Questions in the Social Environment section attempted to ascertain how doctors who provide abortions are viewed within their profession. Sixty-five percent said they have felt ostracized because of their work. Half of the doctors reported having problems keeping or recruiting staff because they did abortions. Physicians were also asked if they thought there was a shortage of providers. Even though 80 percent answered yes, only 20 percent would agree that non-physicians should be allowed to do the procedure.

The answer to the question, "Has any aspect of the abortion procedure ever caused you concern?" elicited a 38 percent yes. From this Project Choice concludes "that the moral concerns abortion providers have about performing abortions is an internal phenomenon brought on by the nature of the act itself, and are not directly related to anti-abortion activity."

The Harassment and Violence section gives Operation Rescue adherents comfort. Even among providers who had not personally experienced harassment, over 20 percent said that anti-abortion activity has caused them to consider quitting. Eight percent who had not been harassed said this type of activity has had a negative impact on their family. As a response to the harassment, doctors reported feeling everything from anger (75 percent) to thoughts of suicide (two percent) and drug use (one percent). It remains to be seen how Life Dynamics will use this survey.
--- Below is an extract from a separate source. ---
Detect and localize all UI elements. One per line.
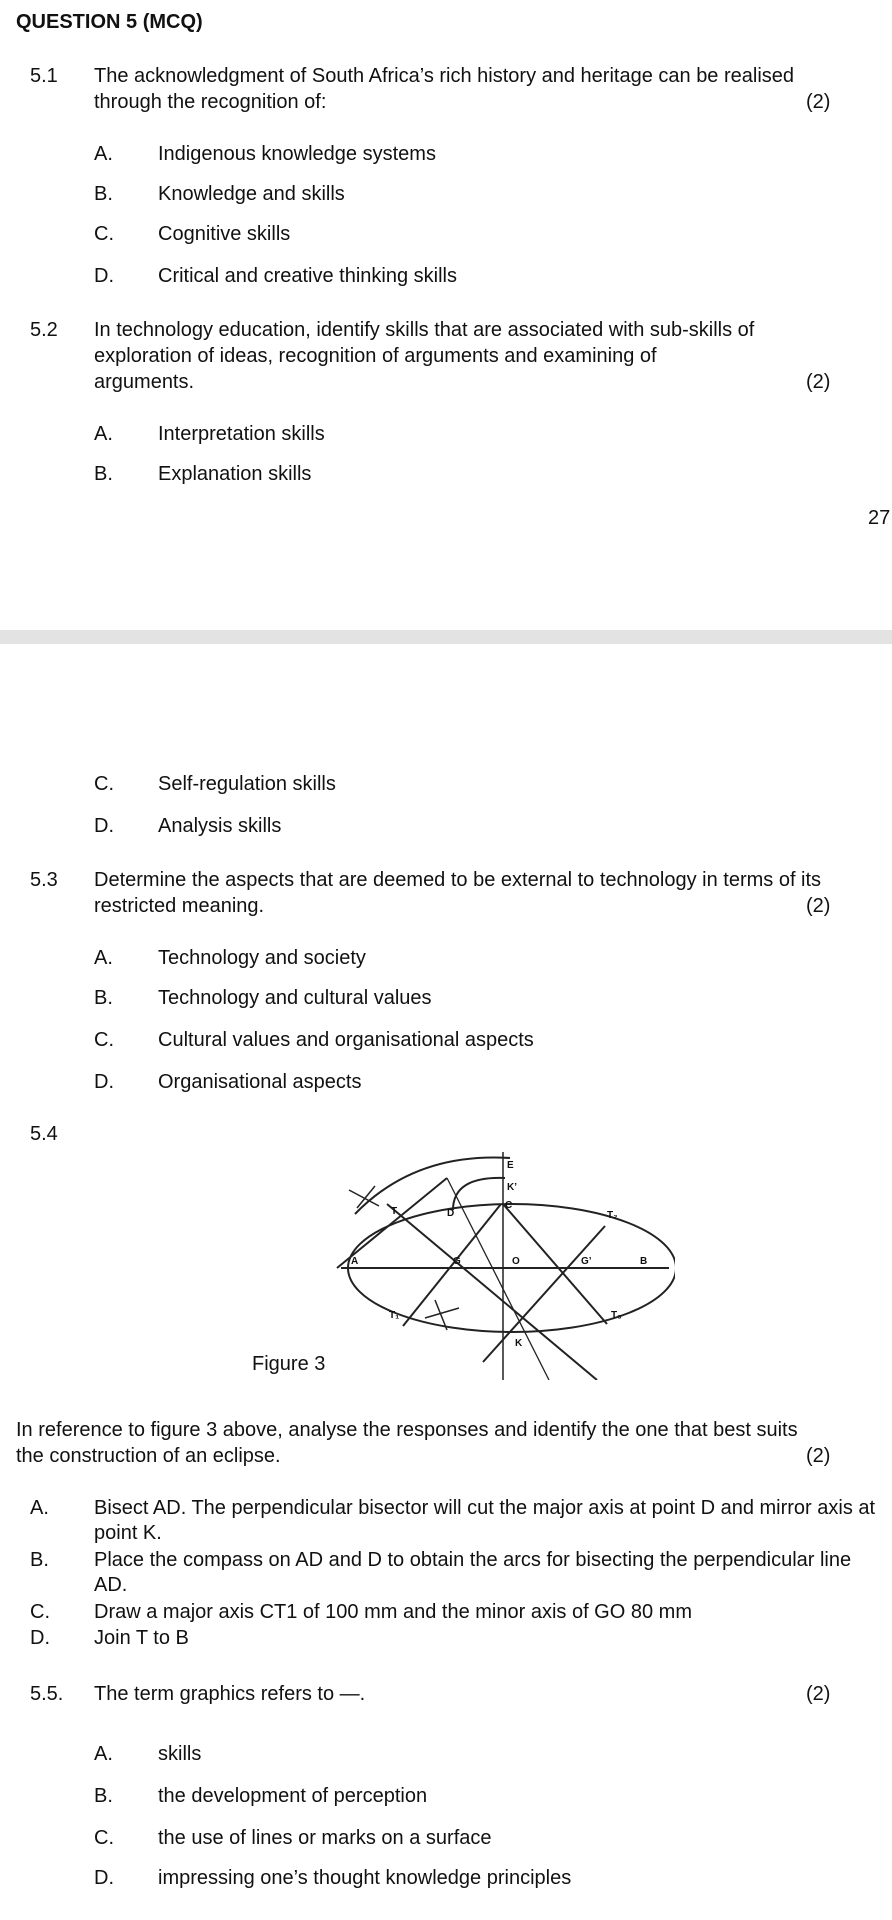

Mr. Crutcher said that Bottom Feeder and Project Choice are part of a seven-pronged attack on physicians. Another project is the 800 Club. Anyone belonging to this group gets a list of toll-free numbers of abortion providers across the country. The club's literature states, "Obviously, some pro-life activists may choose to repeatedly call these numbers for the purpose of harassing these doctors, or creating what might be called an 'electronic rescue' of the abortion mill." The literature cautions that businesses do get an activity report that allows them to identify who called during the previous month.

Only time will tell what other "four shoes" Life Dynamics plans to drop on physicians and their staff.

Anne Bower is the editor of The Body Politic, a pro-choice magazine based in Binghamton, New York. Reprinted with permission from The Body Politic.

© 1998 Institute for First Amendment Studies, Inc.